This repo contains our team's submission to the Huawei Challenge on Hack Cambridge 2021 Hackathon (Problem statement).
To utilize Huawei's Mindspore package for performing image classification on edge devices,i.e, devices with minimal computation power.
- CIFAR-10 dataset
- Resnet 18
- Quantization Aware Training
- Image preprocessing and parallelism achieved by Mindspore package
- preprocess.py
Applies image preprocessing operations from mindspore library - resnetv2.py
Defines implementation of Resnet architecture - train.py
Driver code for training the model - eval.py
Evaluation script for evaluating an particular model checkpoint - checkpoint_40eps.ckpt
Trained QAT-Resnet18 model. - pyRates_85_HAVE_Bonus.xlsx
Result Excel Sheet
- Resnet-18 architecture model was trained using Quantization-Aware-Training(QAT) method.
- Adam optimizer and SoftmaxCrossEntropyWithLogits loss function were used.

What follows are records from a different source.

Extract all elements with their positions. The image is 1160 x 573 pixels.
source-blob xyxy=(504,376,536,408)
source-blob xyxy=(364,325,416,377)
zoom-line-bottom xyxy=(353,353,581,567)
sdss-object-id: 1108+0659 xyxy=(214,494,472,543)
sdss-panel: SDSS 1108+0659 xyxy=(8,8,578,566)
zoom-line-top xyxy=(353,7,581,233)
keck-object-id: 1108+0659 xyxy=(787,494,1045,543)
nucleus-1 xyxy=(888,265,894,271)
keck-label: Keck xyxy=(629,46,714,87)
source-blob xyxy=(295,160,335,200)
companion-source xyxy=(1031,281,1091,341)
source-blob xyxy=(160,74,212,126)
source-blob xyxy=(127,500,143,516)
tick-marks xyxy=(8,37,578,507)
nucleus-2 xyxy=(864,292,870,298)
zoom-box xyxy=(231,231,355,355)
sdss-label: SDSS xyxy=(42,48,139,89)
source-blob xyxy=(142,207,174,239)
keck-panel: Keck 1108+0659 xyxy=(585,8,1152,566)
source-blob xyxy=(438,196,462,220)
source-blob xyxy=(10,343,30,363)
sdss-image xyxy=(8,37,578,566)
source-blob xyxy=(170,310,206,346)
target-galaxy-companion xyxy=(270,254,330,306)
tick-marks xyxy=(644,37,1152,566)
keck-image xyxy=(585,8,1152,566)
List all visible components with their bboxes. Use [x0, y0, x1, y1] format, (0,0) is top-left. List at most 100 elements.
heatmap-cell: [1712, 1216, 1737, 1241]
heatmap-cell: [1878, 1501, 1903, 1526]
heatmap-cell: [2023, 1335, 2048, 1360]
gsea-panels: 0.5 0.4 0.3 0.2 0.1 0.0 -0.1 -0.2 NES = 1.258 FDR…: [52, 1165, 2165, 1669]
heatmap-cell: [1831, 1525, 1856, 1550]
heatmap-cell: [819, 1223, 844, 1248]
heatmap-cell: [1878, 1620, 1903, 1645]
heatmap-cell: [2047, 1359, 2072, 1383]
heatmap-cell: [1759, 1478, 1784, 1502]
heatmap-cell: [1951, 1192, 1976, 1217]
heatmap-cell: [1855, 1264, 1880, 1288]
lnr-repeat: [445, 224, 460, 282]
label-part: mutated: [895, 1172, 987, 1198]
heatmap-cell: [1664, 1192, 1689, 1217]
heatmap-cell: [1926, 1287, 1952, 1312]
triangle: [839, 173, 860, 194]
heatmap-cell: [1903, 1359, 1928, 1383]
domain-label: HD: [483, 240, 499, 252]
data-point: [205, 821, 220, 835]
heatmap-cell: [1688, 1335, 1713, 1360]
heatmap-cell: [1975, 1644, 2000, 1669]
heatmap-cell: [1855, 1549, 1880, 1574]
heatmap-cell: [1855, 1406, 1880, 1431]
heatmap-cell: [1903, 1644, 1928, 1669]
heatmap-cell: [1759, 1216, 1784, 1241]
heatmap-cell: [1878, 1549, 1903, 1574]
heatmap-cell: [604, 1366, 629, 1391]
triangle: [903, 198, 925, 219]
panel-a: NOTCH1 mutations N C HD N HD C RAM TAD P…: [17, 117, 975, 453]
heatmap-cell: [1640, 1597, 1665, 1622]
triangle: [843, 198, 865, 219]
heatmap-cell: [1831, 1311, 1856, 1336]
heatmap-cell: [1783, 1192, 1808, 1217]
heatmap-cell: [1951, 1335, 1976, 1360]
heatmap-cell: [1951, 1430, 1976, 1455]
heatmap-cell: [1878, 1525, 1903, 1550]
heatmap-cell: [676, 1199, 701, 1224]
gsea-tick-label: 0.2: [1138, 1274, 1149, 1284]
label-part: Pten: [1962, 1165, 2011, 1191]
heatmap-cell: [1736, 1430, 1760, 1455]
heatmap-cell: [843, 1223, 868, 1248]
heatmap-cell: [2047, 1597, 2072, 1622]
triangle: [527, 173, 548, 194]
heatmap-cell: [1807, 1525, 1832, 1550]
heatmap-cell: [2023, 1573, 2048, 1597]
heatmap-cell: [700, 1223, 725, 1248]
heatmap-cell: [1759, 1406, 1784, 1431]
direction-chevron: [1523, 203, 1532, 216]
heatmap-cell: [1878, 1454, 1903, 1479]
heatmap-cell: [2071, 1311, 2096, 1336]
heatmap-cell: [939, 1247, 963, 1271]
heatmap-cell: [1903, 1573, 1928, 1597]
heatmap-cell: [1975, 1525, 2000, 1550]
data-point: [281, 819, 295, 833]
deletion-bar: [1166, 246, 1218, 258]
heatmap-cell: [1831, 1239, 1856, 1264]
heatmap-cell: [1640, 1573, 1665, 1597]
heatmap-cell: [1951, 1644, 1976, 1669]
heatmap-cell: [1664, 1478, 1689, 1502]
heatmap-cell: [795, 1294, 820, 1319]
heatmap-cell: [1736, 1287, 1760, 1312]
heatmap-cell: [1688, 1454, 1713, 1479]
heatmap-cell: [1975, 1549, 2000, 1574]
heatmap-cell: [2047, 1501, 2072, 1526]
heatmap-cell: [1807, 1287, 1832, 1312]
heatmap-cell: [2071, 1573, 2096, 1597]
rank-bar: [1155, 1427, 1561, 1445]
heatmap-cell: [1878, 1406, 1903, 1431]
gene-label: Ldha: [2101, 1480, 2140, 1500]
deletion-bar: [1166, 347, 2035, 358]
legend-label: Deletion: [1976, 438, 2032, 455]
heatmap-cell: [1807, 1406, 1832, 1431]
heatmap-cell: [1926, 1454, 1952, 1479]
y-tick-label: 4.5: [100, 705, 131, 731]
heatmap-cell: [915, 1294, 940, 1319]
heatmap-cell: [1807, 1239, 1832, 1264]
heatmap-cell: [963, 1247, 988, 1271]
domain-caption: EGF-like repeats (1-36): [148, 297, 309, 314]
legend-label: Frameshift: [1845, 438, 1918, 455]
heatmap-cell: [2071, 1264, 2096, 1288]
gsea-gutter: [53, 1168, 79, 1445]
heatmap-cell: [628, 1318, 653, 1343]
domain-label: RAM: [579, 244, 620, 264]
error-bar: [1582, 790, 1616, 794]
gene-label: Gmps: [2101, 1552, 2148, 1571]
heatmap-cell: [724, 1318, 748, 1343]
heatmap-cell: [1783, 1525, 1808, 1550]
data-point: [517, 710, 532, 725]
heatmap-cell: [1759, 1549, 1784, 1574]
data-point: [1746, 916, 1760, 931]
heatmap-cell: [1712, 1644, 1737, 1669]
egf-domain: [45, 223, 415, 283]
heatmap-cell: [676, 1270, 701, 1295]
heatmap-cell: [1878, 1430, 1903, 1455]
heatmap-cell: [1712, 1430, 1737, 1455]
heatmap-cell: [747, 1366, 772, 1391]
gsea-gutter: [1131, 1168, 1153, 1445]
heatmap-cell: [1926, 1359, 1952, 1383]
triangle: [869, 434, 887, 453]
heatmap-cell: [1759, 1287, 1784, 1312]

- The model was trained for a total of 40 epochs on a NVIDIA-1070 GPU using mindspore-ai backend.
Steps for training the model:
$python train.py
usage: train.py [-h] [-bsize BATCHSIZE] [-repeatNum REPEATNUM] [-dir SAVEDIR]
[-e EPOCH] [-opt OPTIMIZER] [-lr LEARNINGRATE] [-m MOMENTUM]
[-wDecay WEIGHTDECAY]
optional arguments:
-h, --help show this help message and exit
-bsize BATCHSIZE, --batchsize BATCHSIZE
batch size
-repeatNum REPEATNUM, --repeatNum REPEATNUM
repeat num
-dir SAVEDIR, --savedir SAVEDIR
save directory
-e EPOCH, --epoch EPOCH
no of epochs
-opt OPTIMIZER, --optimizer OPTIMIZER
optimizer
-lr LEARNINGRATE, --learningRate LEARNINGRATE
learning rate
-m MOMENTUM, --momentum MOMENTUM
momentum
-wDecay WEIGHTDECAY, --weightDecay WEIGHTDECAY
optimizer
Steps for evaulating the model:
$python eval.py
usage: eval.py [-h] [-loc CHECK_POINT]
optional arguments:
-h, --help show this help message and exit
-loc CHECK_POINT, --check_point CHECK_POINT
Model checkpoint file
Model Architecture | Accuracy |
---|---|
Resnet-18 | 87.86 |
- Submitted a pull request to Mindspore on implemented Resnet-18 Architecture
- Implementing Adversarial Training to make the model more robust to real-time data.